It looked like an announcement for a beauty contest — readers of The Technician were invited to select “the most beautiful Raleigh girl” and “most handsome State College student” — but the contest was apparently a way for the student newspaper to sell papers.
The contest got underway on this day in 1924. The rules, announced in an earlier issue of the paper, went like this: For the next month two coupons would appear in each copy of the paper. Readers could fill out the coupons — one was marked for male entries and one for female — to vote for whomever they pleased. Each coupon was worth 10 votes.
But participants could also buy votes. A $2 annual subscription to The Technician would give the new subscriber a coupon worth 100 votes. (For context on the value of $2, the contest was announced opposite an ad from Belk’s for “College Men’s Hats” that started at $1.95.) And readers could buy extra copies of The Technician for 10 cents a copy to get more coupons, allowing them to cast more votes for the guy or gal of their choice.
As the contest went on, the paper printed the number of votes for each contestant. “If some other fellow’s girl gets ahead, it just shows that fellow is working harder…Do not stop sending in the votes,” the paper said.
On April 4, the winner was announced.

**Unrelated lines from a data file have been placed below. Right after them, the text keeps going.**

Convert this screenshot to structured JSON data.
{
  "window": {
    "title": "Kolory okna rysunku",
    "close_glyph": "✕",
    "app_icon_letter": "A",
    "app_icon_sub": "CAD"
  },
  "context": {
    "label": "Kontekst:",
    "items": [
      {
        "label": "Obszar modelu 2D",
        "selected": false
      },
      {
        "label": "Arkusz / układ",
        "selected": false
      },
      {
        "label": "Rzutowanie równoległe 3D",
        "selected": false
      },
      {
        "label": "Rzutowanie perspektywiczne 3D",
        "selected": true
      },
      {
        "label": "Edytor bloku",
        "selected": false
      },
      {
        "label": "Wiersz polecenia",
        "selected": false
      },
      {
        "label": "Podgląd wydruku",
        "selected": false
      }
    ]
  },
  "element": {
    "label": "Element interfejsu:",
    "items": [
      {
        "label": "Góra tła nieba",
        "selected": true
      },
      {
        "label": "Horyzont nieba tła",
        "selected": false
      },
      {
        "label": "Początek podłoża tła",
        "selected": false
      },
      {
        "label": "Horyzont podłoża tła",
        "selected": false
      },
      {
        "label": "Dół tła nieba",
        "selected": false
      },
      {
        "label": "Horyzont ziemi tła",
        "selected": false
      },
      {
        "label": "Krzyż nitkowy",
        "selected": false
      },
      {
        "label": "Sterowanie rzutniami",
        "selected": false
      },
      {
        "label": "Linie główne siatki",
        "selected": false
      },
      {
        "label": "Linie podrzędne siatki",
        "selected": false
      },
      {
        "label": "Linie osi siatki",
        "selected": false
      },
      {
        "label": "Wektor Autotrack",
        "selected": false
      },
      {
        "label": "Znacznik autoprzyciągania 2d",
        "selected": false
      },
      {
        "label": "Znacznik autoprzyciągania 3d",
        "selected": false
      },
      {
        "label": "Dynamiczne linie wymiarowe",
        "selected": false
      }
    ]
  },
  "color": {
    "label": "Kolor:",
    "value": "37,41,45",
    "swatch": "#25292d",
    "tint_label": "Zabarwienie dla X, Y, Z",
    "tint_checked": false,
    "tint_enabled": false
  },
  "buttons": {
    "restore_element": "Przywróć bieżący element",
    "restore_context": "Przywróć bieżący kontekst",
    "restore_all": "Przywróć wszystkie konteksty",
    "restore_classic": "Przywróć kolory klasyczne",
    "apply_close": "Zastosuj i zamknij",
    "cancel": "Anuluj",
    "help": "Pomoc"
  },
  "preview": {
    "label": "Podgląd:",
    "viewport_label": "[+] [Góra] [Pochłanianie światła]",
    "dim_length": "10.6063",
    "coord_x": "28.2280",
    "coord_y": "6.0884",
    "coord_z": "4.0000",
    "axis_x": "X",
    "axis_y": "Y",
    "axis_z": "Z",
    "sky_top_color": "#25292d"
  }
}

Beating out a slew of contestants from St. Mary’s, Peace and Meredith was Miss Emily Jones, who worked at the State College post office. Miss Jones was described as “an attractive little blonde’’ with eyes that were “ocean-blue wells of sympathy and understanding.’’ She was “a little girl who has smiled her way into the hearts of every State College man through the bars of the General Delivery Window down at the State College P.O.,’’ and always had encouraging words to students who didn’t get the mail they were looking for.
Votes came in not just from students, the paper said, but also from alumni, giving Jones more than 14,000 votes (the runner-up only got 2,230). A shorter story mentioned the most handsome student, C.E. Vick, and said he had been “beset with offers to appear in ads for facial beautifiers.”
The stories didn’t say how many subscriptions or additional single copies the paper sold. But it looks like the additional revenue may have been needed — an ad in the April 4 issue opposite the contest announcement implored subscribers to pay their bills: “The printer must be paid. A little cooperation is all we ask.”
Today the Technician is distributed free and is supported by advertising revenue and student fees.